Schema drift. A teammate renames a custom property in HubSpot. The agent's prompt still references the old name. Writes silently fail or land in the wrong field. Read the property schema at the top of every run. Log a clear error if the expected property doesn't exist.

For the Claude Code equivalent, see Claude Code MCP HubSpot. For Salesforce on Codex, the same patterns apply but with the Salesforce Connected App in place of HubSpot's OAuth flow. For broader Codex GTM patterns, see the Codex sales agent guide.

Authoritative References

For Codex CLI commands and config.toml fields, see OpenAI's Codex CLI documentation. For the Codex MCP setup specifically, see the Codex MCP guide. For HubSpot OAuth scopes and rate limits, see the HubSpot OAuth documentation.

Frequently Asked Questions

How do I add the HubSpot MCP server to OpenAI Codex?

Codex stores MCP server configuration in a config.toml file (usually at ~/.codex/config.toml). Add an [mcp_servers.hubspot] block with url = 'https://mcp.hubspot.com/anthropic' and the appropriate bearer_token_env_var pointing at an environment variable that holds your OAuth token. Alternatively, codex mcp add hubspot from the CLI walks you through the same setup interactively. The OAuth flow happens once and the token gets stored in your config.

What HubSpot OAuth scopes does Codex need for sales workflows?

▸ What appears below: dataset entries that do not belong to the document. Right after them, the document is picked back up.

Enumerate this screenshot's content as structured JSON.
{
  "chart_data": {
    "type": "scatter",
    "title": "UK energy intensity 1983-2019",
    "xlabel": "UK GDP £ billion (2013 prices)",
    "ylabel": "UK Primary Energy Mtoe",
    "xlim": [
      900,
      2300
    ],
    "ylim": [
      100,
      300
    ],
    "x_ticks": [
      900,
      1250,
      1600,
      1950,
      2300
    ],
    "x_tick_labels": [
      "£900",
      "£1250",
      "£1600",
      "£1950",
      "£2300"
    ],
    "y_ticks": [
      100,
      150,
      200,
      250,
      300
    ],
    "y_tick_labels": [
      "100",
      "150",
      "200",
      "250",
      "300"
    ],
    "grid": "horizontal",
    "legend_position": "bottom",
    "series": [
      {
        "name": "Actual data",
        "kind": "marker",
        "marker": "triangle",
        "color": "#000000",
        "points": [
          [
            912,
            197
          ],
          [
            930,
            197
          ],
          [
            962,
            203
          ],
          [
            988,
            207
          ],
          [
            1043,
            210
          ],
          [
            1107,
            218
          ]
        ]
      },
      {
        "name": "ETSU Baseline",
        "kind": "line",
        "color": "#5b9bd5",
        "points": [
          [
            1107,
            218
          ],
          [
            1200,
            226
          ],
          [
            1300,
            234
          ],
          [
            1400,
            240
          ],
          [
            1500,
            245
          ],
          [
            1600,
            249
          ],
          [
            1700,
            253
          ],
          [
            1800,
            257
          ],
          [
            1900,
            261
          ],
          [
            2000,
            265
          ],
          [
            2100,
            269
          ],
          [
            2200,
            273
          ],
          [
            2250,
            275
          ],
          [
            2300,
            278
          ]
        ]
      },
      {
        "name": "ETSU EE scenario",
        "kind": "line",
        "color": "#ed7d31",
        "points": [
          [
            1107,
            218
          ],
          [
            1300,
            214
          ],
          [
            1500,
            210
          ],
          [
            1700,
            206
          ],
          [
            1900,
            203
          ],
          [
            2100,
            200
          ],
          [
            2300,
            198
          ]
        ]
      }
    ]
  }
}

For read-only research: crm.objects.companies.read, crm.objects.contacts.read, crm.objects.deals.read. For workflows that write properties: add the .write versions. For meeting log automation: crm.objects.meetings.write and crm.objects.notes.write. Grant only what the workflow needs. A Codex agent with overly broad scope plus a vague prompt can update fields you didn't intend, just like any other agent runtime.

Can I run a headless Codex job that writes to HubSpot via MCP?

Yes. codex exec is the non-interactive mode that runs the task and exits. Schedule it as a cron job on a small always-on machine. The job loads the MCP config, opens the HubSpot connection using the stored OAuth token, runs your prompt, and exits. The token refresh happens automatically if you've enabled offline access. Pipe the log to a file for audit. Pipe failures to Slack.

How does Codex handle HubSpot's API rate limits?

Codex itself doesn't add rate-limit handling beyond what the MCP server provides. The HubSpot MCP server handles batch operations through HubSpot's batch endpoints (read up to 100 records per call) which keeps you under the per-10-second limit for most workflows. For runs that approach the limit, add exponential backoff to the prompt with a retry ceiling. The safer pattern is to cap batch size in the prompt itself rather than relying on retry logic.

What's the difference between using Codex versus Claude Code for HubSpot MCP integration?

The MCP server is the same. The differences are in the runtime around it. Codex configures servers in config.toml (declarative), exposes per-server tool_timeout_sec and enabled_tools/disabled_tools controls, and runs headless via codex exec. Claude Code configures in .mcp.json, supports hooks for deterministic guardrails, and runs headless via claude -p. Both produce comparable results on standard HubSpot workflows. Pick the runtime that fits your team's existing stack.